Blockchain, une solution de sécurité possible ?

Si certaines décisions politiques passent inaperçues, on ne peut pas en dire autant de celle-là qui tend à restreindre l’accès au vote de 1,8 million de Français inscrits sur les listes consulaires. Alors que certain crie au « déni de démocratie » d’autres ont déjà pris la décision de ne pas voter aux prochaines élections législatives en signe de protestation.
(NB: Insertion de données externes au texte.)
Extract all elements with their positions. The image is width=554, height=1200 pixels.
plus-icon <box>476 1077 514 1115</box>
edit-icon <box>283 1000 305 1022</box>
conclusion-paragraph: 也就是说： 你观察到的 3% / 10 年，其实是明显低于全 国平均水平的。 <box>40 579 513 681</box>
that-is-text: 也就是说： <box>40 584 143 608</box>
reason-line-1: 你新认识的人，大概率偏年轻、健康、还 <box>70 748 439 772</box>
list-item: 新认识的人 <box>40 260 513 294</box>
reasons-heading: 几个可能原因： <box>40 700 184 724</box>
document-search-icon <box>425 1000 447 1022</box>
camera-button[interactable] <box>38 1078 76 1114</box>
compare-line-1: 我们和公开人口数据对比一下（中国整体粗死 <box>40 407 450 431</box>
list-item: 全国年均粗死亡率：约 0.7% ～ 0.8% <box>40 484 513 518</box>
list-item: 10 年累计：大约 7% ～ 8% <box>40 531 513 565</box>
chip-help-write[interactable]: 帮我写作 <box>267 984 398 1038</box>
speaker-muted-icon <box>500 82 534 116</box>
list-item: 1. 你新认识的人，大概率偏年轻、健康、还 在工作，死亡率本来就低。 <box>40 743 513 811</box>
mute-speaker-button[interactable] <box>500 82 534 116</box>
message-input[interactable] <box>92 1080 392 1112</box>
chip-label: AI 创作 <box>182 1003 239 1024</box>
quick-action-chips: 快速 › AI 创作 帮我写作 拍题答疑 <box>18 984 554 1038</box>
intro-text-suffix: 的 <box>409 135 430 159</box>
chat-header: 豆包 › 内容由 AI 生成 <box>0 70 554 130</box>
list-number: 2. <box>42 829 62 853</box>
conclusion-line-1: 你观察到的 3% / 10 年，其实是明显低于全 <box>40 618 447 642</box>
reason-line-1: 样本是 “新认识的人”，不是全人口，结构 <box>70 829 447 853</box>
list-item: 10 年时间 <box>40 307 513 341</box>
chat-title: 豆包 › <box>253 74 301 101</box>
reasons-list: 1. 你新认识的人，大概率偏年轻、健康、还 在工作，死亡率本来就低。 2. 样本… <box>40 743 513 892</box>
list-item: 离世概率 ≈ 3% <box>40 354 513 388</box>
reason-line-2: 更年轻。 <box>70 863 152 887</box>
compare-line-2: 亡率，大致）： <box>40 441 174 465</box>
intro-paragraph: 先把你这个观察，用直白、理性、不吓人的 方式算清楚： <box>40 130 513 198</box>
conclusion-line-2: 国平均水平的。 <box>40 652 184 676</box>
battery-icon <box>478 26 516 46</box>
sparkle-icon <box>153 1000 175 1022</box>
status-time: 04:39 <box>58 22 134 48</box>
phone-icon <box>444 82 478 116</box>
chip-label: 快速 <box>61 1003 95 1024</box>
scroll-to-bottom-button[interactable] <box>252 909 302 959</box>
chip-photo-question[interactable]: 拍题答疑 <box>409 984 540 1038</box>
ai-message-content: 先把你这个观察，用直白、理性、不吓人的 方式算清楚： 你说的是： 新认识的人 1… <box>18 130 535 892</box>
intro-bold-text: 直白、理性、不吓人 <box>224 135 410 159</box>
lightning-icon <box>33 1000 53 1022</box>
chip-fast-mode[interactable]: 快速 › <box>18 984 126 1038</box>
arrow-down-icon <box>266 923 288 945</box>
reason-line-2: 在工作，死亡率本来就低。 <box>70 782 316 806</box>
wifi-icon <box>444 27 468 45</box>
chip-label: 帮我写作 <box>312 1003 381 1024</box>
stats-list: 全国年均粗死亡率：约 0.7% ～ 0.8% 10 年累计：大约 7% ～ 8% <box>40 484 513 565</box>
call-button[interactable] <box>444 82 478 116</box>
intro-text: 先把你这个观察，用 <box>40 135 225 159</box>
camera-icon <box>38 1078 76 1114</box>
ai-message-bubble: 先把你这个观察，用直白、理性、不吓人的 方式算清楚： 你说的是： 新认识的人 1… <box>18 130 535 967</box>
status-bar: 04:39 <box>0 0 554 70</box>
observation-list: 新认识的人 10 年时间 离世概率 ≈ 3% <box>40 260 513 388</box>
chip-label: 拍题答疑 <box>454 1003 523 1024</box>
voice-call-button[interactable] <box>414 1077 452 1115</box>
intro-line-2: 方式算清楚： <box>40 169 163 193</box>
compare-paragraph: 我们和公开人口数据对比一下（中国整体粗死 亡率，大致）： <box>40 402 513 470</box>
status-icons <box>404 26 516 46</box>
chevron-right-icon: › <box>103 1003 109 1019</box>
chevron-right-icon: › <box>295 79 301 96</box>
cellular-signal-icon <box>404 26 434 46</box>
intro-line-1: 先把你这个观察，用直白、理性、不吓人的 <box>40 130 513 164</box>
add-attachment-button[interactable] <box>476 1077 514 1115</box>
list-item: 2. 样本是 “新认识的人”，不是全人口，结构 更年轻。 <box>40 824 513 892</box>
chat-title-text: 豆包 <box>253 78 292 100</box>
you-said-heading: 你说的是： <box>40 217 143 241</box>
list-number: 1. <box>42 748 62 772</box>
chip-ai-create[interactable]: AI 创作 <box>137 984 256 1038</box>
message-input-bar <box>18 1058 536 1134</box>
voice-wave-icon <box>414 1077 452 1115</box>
Mais face à ce chao général, certains essayent tout de même de trouver des solutions à ce problème réel de cyberattaques. C’est le cas de des membres du projet MaVoix qui ont commencé à développer leur module de vote en ligne. Comme l’explique Thibauld Favre au magazine ZDNet.fr « L’intérêt d’Ethereum, c’est la flexibilité des contrats intelligents : c’était intéressant pour nous parce que l’on a opté pour un système de notation des différents candidats. ». Ainsi, si l’utilisation de la blockchain, un protocole de sécurité, ne pourrait pas garantir les votes électroniques à 100%, elle resterait néanmoins suffisante aux yeux des organisateurs. « L’idée n’était pas d’avoir une élection parfaite, mais de limiter la fraude au maximum. ». Affaire à suivre…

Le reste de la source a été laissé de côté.